Na lang getouwtrek heeft de commissie in een bindend advies bepaald dat alsnog betaald moet worden. Nu dit het geval is moet de ziektekostenverzekeraar ook de incassokosten betalen. De hele situatie maakt verzoeker erg boos. De ziektekostenverzekeraar is de enige verzekeraar die een contract heeft met het GZA. Dit is het ziekenhuis in België waar hij uitermate tevreden mee is. Verzoeker heeft het gevoel dat sprake is van willekeur. Het hele gezin wordt door de ziektekostenverzekeraar strak gehouden. De polisvoorwaarden worden in zijn geval letterlijk gehanteerd, terwijl zijn schoonzus in dezelfde omstandigheden wel een vergoeding krijgt. Zij kan dit ook bevestigen.

4.3. Verzoeker komt tot de conclusie dat het verzoek dient te worden toegewezen.
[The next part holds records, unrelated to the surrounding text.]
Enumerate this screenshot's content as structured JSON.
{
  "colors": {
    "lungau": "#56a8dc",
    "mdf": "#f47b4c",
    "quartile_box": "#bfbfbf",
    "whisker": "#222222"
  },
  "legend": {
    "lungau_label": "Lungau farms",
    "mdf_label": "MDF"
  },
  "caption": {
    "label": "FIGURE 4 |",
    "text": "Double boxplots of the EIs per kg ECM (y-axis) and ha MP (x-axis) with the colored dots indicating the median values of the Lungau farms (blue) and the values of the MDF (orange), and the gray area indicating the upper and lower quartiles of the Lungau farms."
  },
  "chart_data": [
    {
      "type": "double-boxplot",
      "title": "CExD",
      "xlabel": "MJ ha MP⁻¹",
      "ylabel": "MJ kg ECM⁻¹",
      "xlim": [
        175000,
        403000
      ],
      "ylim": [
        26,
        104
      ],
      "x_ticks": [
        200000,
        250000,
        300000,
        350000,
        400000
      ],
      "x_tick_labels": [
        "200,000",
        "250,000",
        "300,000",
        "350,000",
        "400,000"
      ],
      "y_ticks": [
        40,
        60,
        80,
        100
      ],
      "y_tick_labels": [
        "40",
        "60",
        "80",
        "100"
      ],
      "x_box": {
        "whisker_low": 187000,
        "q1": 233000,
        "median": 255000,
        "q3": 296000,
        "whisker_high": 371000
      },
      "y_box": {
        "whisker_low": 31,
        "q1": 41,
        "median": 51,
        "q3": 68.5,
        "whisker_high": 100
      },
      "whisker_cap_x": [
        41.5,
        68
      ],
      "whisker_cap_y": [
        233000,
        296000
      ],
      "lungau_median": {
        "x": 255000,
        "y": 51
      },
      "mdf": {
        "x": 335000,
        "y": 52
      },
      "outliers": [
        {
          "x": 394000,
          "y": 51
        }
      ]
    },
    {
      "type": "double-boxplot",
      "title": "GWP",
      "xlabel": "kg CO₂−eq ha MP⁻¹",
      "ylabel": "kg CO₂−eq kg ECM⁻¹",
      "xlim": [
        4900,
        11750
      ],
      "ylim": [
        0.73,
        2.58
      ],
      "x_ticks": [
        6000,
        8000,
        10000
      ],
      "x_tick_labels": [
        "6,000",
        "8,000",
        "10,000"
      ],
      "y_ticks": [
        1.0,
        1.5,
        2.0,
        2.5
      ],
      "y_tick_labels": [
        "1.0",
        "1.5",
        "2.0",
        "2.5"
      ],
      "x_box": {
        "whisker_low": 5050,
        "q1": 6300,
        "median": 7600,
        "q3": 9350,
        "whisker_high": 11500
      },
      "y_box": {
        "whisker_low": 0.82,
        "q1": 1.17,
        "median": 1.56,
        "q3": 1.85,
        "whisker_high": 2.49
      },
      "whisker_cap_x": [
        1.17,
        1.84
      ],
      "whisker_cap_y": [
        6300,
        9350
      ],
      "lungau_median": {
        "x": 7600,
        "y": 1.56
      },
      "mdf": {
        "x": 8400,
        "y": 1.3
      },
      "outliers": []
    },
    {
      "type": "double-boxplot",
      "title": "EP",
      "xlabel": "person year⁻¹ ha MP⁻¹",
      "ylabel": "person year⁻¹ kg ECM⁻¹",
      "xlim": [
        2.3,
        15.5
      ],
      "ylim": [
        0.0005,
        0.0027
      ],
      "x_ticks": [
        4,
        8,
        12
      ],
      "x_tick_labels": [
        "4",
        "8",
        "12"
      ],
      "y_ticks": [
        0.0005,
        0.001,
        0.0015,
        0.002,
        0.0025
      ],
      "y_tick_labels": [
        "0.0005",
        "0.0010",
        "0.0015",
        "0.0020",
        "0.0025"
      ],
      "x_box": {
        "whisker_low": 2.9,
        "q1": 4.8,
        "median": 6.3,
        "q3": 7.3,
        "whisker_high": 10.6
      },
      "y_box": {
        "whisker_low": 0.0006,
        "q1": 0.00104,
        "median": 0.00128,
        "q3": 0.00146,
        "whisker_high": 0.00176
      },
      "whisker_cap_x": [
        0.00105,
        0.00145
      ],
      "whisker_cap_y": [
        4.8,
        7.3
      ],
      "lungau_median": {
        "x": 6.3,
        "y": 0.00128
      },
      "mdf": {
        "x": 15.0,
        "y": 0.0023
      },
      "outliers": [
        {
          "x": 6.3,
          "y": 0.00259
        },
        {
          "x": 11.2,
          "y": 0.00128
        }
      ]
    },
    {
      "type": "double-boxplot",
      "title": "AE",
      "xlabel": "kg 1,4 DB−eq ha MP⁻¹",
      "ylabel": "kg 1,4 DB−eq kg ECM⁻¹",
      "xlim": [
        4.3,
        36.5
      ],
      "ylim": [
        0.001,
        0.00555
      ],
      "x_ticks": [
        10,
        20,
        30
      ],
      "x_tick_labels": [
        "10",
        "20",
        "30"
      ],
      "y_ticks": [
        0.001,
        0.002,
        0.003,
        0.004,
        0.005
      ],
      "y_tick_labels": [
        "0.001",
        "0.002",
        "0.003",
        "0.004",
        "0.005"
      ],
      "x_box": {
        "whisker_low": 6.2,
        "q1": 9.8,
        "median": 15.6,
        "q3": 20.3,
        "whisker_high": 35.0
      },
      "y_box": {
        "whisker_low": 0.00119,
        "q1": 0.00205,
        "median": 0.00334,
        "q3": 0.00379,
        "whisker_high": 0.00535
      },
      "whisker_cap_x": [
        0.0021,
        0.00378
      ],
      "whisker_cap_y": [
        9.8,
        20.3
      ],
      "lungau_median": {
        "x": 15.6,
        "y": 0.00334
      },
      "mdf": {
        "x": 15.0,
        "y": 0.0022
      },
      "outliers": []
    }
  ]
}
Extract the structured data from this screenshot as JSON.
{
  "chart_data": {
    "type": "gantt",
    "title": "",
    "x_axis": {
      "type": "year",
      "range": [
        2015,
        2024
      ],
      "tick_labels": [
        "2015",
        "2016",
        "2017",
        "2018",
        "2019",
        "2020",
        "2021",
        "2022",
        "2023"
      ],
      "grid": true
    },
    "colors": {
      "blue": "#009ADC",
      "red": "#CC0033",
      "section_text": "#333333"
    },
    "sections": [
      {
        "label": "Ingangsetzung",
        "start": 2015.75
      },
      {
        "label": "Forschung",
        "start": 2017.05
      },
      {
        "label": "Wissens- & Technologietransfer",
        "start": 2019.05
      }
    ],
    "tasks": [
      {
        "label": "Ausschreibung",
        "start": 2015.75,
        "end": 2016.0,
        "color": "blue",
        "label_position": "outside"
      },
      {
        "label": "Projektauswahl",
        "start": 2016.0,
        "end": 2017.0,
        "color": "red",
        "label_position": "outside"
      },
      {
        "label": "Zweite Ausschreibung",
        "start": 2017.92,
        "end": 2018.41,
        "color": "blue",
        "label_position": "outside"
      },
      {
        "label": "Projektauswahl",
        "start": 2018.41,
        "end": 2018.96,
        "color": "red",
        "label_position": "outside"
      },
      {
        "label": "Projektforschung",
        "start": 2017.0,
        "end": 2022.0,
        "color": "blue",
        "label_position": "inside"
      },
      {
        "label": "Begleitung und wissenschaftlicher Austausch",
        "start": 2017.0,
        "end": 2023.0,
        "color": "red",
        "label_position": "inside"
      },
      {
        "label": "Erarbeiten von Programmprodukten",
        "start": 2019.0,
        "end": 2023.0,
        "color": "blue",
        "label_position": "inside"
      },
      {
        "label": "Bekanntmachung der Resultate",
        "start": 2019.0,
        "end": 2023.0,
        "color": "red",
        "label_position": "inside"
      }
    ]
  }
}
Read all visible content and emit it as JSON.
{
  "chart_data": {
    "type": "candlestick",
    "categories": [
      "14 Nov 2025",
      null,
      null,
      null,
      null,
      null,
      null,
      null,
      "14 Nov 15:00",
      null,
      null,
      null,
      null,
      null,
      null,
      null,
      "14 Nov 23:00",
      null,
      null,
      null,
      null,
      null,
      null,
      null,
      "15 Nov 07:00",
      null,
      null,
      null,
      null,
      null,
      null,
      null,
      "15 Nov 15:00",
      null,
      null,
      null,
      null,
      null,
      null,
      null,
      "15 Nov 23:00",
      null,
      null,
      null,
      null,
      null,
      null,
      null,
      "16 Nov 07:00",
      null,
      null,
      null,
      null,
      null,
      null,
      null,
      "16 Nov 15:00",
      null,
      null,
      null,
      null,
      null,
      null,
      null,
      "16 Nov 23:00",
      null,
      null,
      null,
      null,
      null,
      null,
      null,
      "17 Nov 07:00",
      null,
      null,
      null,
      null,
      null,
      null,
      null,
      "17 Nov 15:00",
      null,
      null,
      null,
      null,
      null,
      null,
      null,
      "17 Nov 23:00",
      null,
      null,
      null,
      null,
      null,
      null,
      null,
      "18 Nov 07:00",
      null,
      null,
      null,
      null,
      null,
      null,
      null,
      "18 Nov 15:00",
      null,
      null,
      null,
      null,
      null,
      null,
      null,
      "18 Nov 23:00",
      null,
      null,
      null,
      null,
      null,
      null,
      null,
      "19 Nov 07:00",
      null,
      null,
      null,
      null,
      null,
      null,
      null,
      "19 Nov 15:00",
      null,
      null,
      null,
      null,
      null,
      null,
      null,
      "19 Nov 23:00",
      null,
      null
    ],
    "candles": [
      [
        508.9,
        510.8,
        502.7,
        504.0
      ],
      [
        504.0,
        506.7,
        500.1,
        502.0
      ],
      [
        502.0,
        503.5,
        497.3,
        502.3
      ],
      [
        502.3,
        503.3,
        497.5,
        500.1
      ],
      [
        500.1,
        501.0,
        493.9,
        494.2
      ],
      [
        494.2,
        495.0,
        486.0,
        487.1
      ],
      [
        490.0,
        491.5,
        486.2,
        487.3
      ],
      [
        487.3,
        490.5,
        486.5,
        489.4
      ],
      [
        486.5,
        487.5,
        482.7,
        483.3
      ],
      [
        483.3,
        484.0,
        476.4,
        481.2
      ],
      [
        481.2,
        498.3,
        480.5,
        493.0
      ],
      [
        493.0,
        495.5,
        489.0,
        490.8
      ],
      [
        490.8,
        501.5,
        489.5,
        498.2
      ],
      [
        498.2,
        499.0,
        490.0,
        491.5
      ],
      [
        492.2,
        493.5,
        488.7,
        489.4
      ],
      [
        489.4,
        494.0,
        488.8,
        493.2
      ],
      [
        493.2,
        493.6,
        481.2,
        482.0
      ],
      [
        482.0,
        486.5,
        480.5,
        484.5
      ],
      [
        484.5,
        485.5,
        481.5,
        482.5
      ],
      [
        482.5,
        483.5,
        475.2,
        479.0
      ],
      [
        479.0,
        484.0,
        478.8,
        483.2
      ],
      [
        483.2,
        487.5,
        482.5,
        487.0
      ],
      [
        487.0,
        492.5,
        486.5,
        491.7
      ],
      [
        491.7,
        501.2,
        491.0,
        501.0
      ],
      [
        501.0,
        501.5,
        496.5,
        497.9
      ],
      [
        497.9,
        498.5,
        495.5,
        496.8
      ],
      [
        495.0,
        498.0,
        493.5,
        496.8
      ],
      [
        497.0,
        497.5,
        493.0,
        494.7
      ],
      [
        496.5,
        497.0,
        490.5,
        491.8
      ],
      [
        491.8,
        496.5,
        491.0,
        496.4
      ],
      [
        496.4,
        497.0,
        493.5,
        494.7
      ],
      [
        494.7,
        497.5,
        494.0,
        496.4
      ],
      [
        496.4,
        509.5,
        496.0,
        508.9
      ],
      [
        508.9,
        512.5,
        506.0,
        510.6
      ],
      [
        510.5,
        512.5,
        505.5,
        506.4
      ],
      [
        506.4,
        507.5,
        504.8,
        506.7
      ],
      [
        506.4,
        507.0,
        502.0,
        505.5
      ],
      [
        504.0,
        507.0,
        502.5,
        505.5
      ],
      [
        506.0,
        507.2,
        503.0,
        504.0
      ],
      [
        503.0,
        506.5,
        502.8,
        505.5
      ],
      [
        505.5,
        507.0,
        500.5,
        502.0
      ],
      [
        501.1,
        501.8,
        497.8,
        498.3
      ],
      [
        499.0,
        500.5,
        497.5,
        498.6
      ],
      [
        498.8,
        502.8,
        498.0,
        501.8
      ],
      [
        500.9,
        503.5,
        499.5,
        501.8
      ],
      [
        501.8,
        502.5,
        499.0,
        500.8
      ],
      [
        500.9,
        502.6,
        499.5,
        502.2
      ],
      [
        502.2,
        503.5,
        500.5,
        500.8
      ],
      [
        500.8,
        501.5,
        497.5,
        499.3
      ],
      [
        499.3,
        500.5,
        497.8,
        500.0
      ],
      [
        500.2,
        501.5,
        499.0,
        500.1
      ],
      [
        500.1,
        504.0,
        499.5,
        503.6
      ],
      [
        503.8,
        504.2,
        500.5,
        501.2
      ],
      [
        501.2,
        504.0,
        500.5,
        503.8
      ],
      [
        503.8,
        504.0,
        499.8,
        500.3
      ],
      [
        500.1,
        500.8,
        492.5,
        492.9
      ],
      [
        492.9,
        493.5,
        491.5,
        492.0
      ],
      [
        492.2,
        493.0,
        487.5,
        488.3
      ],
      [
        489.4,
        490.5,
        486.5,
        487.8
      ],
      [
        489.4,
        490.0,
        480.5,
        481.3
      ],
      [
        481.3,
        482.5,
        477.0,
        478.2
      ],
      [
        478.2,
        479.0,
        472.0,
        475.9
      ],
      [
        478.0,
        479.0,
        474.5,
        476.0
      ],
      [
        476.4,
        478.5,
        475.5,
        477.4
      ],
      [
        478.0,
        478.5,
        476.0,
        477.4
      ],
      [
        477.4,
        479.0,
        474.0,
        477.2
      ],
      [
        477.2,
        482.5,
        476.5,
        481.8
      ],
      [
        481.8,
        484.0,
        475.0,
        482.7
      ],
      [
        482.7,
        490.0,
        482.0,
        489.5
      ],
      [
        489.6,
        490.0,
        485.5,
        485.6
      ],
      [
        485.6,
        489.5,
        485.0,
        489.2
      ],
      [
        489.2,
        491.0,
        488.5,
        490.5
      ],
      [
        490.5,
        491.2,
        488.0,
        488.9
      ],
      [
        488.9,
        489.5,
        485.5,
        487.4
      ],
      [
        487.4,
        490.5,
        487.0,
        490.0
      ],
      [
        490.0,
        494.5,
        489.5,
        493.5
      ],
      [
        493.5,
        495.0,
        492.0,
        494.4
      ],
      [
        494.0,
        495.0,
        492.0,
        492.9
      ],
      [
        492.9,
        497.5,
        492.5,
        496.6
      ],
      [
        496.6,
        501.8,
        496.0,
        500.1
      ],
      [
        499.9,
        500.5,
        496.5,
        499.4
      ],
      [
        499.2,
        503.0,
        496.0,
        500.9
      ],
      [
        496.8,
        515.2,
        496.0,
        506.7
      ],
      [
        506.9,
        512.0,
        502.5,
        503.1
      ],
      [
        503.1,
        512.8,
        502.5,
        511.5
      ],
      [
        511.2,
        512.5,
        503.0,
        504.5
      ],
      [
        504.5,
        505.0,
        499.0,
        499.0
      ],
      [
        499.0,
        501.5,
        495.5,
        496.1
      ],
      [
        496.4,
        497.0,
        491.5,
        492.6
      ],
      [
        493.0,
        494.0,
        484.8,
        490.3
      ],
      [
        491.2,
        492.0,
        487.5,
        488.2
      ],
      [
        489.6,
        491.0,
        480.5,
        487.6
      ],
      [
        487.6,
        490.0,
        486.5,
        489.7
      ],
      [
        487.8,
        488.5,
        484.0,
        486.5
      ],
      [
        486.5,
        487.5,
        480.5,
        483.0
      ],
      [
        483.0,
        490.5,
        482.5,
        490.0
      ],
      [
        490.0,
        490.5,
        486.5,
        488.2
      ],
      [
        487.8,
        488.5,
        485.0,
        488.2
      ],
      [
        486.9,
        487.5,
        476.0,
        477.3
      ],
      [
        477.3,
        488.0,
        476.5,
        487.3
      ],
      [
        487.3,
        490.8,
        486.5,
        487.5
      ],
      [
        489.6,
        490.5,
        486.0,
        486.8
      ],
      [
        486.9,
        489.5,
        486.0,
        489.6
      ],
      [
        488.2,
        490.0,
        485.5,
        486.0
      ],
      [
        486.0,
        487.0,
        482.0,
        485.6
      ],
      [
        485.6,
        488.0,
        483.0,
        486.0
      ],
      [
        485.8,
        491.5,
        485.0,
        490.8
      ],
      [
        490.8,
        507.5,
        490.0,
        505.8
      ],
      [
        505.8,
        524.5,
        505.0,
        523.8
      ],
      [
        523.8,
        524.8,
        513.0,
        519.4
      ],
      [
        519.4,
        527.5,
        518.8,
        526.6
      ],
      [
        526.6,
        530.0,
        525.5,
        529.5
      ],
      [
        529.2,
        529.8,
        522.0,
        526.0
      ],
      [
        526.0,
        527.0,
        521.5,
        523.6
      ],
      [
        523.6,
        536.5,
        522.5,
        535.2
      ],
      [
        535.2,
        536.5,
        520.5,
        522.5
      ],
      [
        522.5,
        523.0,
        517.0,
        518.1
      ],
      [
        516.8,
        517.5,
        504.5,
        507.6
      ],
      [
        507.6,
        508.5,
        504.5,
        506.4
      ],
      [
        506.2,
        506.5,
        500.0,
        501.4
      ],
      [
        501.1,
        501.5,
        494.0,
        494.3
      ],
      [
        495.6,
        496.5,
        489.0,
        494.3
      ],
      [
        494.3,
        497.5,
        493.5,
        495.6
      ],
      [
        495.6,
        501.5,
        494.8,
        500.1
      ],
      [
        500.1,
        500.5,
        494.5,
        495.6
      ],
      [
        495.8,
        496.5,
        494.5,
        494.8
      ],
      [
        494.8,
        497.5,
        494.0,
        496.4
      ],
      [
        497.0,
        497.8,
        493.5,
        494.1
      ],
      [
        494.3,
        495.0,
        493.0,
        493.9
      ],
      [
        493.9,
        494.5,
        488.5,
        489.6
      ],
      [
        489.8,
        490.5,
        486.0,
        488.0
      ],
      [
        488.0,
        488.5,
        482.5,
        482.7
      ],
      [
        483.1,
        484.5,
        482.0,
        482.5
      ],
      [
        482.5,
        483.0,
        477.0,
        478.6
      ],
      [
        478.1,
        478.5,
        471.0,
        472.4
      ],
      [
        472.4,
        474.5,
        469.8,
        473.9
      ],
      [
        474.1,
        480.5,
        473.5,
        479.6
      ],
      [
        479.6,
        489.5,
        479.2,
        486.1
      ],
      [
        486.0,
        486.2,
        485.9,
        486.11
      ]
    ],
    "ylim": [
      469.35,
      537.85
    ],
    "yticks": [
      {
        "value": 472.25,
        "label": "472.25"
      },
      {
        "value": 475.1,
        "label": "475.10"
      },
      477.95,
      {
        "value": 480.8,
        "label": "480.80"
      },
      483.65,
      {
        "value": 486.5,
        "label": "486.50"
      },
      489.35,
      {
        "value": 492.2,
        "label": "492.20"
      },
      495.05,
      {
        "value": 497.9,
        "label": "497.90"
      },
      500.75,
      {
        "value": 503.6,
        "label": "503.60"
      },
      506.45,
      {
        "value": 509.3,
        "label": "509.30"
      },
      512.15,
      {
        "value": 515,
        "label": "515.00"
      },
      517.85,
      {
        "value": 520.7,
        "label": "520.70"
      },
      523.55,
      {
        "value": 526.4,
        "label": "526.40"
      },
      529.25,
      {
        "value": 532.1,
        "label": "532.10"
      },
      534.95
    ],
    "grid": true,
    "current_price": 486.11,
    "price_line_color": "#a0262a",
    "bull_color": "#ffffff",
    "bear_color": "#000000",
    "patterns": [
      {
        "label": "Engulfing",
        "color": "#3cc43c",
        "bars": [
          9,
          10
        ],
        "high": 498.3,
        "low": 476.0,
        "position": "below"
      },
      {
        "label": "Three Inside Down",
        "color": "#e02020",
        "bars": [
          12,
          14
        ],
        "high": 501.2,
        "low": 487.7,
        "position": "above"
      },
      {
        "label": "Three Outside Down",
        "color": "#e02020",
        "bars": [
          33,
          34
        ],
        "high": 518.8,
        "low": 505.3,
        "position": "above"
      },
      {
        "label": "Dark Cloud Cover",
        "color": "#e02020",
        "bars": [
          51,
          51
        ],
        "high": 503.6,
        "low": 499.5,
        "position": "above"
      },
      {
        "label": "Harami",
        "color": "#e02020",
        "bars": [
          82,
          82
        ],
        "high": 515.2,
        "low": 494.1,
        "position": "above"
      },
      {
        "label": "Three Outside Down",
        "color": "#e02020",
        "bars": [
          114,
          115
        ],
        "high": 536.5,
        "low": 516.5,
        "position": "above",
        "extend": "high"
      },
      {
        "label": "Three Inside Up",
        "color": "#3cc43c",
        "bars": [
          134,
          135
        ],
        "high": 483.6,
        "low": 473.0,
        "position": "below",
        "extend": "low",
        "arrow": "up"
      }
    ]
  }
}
5. Het standpunt en de conclusie van de ziektekostenverzekeraar

5.1. In artikel 15, vierde lid, van de zorgverzekering is geregeld dat de verzekerde verantwoordelijk is voor een tijdige betaling van een nota aan de zorgaanbieder. Incassokosten als gevolg van het niet (tijdig) betalen van de nota blijven daarom, ongeacht de aanleiding, voor rekening van de verzekerde en worden niet door de ziektekostenverzekeraar vergoed. Dat de commissie heeft geoordeeld dat de ziektekostenverzekeraar de nota van het ambulancevervoer alsnog aan verzoeker diende te vergoeden, maakt dit niet anders.

(4)

5.2. Ter zitting is door de ziektekostenverzekeraar aangevoerd dat de verzekering die verzoeker heeft afgesloten een combinatiepolis is. De zorg die hij heeft genoten, is door de ziektekostenverzekeraar niet gecontracteerd. Dit betekent dat de kosten van de betreffende zorg eerst voorgeschoten moeten worden. Dit is het principe van restitutie. Alleen als vooraf voor 100% duidelijk is dat de zorg door de ziektekostenverzekeraar wordt vergoed, kan de nota rechtstreeks worden gedeclareerd.

Indien hij altijd verantwoordelijk zou zijn voor tijdige betaling aan de zorgaanbieder ontstaat voor de ziektekostenverzekeraar een onwerkbare situatie.

5.3. De ziektekostenverzekeraar komt tot de conclusie dat het verzoek dient te worden afgewezen.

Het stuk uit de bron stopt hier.